Marsh leek orchid

Scientific classification
- Kingdom: Plantae
- Clade: Tracheophytes
- Clade: Angiosperms
- Clade: Monocots
- Order: Asparagales
- Family: Orchidaceae
- Subfamily: Orchidoideae
- Tribe: Diurideae
- Subtribe: Prasophyllinae
- Genus: Prasophyllum
- Species: P. niphopedium
- Binomial name: Prasophyllum niphopedium D.L.Jones

= Prasophyllum niphopedium =

- Authority: D.L.Jones

Species of orchid

Prasophyllum niphopedium, commonly known as the marsh leek orchid, is a species of orchid endemic to a small area in Victoria. It has a single tubular leaf and up to twenty greenish flowers with reddish markings. It is only known from five population on grassy alpine plains with the total number of individual plants less than five hundred.

==Description==
Prasophyllum niphopedium is a terrestrial, perennial, deciduous, herb with an underground tuber and a single tube-shaped leaf up to 300 mm long and 5 mm wide at the base. Between ten and twenty faintly scented flowers are loosely arranged along flowering stem 70-120 mm long which reaches to a height of 200-350 mm. The flowers are lightly scented, greenish with pink or reddish markings and as with others in the genus, are inverted so that the labellum is above the column rather than below it. The ovary is oval-shaped and 3-4 mm long. The dorsal sepal is egg-shaped and 6-8 mm long and the lateral sepals are a similar length but linear to lance-shaped and are free, or mostly free from each other. The petals are linear to lance-shaped, 5-7 mm and curve forwards. The labellum is trowel-shaped, pink, 5-6 mm long and turns sharply upwards near its middle. There is a brown or green, short, channelled and wrinkled callus in the centre of the labellum. Flowering occurs from December to February.

==Taxonomy and naming==
Prasophyllum niphopedium was first formally described in 2000 by David Jones and the description was published in The Orchadian from a specimen collected in the Cobberas Range.

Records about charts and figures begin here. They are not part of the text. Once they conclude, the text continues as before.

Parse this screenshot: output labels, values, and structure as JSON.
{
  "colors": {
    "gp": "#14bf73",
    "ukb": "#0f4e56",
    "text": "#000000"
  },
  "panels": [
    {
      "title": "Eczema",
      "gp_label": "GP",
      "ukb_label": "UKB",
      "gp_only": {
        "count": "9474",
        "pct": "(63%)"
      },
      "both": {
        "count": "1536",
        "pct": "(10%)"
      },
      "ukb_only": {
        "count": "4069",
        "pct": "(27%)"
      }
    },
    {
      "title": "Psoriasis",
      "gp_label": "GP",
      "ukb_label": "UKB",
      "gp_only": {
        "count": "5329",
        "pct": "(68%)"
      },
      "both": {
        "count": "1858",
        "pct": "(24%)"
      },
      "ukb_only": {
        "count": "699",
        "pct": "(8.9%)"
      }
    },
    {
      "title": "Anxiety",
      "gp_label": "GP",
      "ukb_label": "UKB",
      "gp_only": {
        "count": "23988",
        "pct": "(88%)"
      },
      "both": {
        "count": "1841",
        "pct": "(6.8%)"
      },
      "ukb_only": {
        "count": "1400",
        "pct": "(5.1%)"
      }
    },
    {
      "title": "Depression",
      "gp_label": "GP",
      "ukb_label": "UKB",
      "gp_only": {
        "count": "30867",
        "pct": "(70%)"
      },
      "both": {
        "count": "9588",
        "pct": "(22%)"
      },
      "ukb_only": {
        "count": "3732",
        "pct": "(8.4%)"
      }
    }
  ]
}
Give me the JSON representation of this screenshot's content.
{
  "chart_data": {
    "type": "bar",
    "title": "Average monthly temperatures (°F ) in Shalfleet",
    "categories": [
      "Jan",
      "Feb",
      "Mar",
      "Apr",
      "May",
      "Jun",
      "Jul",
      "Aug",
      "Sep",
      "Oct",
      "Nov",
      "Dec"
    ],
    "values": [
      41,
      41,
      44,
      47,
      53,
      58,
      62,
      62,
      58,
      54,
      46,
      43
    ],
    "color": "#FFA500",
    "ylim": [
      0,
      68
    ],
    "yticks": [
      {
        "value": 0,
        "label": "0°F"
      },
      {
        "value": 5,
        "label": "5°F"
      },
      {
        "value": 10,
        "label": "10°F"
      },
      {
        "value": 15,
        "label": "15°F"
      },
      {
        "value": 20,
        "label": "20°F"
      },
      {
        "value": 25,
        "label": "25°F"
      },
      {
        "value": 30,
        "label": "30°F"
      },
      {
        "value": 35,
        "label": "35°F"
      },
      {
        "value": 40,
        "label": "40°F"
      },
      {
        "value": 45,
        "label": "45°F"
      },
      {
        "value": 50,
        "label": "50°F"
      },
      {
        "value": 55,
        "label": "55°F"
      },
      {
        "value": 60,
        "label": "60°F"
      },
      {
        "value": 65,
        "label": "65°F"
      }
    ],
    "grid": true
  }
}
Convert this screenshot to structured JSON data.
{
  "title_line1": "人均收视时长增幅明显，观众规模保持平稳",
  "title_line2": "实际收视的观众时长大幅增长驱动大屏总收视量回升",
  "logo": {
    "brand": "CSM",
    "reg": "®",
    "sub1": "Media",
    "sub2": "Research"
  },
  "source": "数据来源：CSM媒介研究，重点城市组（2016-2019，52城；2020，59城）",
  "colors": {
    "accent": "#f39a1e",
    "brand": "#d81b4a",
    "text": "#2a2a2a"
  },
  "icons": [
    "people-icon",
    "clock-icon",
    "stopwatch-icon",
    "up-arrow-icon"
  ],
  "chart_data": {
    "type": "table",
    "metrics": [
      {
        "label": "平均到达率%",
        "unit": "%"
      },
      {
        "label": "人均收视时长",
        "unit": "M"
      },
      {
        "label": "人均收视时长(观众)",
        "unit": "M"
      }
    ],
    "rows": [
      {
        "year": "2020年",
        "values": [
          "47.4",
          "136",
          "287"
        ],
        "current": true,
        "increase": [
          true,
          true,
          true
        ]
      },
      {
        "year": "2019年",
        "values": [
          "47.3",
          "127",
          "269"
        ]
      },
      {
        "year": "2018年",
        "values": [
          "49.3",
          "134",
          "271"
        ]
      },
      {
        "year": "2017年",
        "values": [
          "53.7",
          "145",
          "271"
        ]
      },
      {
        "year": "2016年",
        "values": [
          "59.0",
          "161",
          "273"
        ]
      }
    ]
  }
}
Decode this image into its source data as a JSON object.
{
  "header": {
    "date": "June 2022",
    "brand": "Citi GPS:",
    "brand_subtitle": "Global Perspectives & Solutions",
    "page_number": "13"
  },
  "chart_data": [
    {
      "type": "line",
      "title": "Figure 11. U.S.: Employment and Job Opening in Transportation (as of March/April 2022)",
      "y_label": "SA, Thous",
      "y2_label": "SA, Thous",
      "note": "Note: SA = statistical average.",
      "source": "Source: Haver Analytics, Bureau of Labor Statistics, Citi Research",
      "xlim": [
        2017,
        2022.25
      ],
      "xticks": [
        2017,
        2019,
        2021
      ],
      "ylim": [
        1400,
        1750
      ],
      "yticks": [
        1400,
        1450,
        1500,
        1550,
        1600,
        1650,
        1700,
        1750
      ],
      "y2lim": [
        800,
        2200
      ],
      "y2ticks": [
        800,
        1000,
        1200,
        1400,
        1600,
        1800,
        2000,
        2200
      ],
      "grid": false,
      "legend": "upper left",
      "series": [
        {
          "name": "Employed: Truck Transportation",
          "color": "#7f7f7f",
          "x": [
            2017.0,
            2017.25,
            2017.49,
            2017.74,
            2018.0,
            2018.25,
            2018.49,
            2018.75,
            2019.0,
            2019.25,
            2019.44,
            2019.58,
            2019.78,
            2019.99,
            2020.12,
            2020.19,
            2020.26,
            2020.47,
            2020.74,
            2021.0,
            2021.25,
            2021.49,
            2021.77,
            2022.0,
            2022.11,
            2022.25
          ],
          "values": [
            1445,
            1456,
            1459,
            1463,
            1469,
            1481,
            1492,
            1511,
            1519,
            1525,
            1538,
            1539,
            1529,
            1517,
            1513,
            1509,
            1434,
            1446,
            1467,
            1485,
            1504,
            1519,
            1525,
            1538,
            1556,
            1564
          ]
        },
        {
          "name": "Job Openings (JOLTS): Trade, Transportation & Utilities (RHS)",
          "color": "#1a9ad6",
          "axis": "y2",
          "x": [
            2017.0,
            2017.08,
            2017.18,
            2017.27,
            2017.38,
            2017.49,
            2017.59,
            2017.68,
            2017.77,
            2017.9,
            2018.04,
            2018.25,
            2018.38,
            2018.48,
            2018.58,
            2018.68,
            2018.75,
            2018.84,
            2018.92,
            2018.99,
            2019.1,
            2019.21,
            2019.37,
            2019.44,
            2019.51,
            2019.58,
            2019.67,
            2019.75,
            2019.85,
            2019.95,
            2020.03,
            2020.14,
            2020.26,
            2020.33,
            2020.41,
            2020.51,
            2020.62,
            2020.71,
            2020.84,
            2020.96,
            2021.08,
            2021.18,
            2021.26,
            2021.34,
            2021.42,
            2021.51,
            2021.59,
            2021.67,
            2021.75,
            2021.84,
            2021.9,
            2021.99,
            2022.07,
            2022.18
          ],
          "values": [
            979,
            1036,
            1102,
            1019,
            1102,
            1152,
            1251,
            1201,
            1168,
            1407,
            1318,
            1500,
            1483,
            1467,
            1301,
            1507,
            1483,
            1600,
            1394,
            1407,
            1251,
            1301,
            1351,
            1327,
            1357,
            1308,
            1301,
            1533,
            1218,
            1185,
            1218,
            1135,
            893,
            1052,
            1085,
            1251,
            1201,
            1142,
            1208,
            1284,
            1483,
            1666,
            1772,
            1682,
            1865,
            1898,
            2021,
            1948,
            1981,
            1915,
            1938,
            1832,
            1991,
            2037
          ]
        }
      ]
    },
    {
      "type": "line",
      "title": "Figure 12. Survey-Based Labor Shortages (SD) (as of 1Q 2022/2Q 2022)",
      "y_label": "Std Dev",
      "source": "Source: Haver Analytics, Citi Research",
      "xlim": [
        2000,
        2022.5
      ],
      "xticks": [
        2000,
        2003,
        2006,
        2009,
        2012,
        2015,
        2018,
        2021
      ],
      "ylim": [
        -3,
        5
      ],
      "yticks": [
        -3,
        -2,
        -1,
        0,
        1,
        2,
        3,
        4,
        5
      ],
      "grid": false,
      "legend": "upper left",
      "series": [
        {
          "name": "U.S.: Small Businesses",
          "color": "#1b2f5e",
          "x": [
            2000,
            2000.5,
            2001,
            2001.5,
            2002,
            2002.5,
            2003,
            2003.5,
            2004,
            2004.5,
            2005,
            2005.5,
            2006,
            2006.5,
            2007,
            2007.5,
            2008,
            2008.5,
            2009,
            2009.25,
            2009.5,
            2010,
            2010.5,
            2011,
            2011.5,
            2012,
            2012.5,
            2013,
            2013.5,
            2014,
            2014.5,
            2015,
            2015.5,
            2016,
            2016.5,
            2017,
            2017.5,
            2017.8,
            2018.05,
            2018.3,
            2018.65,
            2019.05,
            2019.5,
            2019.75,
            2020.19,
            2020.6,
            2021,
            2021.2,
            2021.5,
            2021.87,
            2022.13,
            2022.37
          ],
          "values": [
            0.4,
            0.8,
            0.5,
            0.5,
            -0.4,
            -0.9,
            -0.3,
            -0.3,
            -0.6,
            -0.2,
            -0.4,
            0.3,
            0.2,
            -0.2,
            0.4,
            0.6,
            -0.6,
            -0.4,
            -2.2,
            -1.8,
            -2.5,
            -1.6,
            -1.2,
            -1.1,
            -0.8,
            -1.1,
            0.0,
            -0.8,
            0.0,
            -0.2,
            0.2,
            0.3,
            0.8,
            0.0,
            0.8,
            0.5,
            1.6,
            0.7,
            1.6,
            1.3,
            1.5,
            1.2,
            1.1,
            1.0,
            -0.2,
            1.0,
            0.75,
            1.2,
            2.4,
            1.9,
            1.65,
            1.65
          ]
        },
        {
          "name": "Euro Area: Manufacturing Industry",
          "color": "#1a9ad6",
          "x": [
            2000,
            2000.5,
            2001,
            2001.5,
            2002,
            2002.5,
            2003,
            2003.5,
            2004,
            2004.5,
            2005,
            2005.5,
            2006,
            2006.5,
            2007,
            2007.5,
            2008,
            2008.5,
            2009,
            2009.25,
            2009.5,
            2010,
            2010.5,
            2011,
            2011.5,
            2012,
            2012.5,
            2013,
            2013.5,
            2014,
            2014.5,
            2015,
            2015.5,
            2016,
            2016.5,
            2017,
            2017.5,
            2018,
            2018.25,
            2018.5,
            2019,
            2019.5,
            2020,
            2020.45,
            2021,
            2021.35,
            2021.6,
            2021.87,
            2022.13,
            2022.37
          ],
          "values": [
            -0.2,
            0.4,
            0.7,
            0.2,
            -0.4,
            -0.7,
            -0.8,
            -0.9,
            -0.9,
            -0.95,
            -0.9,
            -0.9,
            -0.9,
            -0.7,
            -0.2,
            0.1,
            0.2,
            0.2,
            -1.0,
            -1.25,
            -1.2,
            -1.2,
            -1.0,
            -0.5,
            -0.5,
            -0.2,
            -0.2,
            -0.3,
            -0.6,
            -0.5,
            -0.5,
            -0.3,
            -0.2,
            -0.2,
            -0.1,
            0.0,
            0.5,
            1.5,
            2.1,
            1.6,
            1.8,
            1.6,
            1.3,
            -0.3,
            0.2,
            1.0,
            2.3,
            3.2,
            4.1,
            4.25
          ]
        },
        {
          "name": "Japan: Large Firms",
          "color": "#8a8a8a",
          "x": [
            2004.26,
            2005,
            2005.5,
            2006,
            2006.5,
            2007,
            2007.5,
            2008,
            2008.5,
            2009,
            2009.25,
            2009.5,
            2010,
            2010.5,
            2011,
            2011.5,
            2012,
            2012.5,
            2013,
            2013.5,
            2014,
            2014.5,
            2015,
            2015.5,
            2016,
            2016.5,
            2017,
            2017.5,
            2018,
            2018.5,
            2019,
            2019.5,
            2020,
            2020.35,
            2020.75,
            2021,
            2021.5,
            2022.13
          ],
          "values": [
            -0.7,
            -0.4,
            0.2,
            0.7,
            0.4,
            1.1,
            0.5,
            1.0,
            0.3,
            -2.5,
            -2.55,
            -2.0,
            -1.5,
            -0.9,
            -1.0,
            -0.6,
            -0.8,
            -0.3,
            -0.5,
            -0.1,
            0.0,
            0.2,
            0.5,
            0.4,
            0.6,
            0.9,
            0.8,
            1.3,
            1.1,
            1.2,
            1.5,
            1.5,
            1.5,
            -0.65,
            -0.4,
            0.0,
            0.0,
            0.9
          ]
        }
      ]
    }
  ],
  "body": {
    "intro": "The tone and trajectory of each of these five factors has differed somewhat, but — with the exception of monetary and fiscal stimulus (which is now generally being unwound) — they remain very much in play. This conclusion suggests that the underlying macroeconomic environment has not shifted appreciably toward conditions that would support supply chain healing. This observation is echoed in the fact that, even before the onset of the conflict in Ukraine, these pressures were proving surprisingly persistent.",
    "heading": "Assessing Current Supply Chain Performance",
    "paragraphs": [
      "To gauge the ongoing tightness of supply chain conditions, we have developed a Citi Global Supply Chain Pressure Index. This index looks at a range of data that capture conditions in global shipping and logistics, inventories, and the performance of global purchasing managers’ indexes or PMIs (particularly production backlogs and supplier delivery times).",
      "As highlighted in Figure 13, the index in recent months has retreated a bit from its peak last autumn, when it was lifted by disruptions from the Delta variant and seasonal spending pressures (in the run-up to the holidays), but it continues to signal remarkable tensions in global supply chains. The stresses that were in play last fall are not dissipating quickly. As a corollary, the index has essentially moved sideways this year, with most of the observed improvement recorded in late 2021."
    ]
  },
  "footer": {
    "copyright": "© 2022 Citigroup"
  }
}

==Distribution and habitat==
The marsh leek orchid grows on snow plains in grassy alpine heath, usually near watercourses in the Cobberas Range and Benambra area. The number of plants fluctuates between two hundred and five hundred in five populations.

==Conservation==
Prasophyllum niphopedium is listed as "Endangered" under the Victorian Flora and Fauna Guarantee Act 1988 but is not listed under the Commonwealth Government Environment Protection and Biodiversity Conservation Act 1999 (EPBC) Act. The main threats to the species are soil disturbance and grazing by feral horses and cattle and inappropriate fire regimes.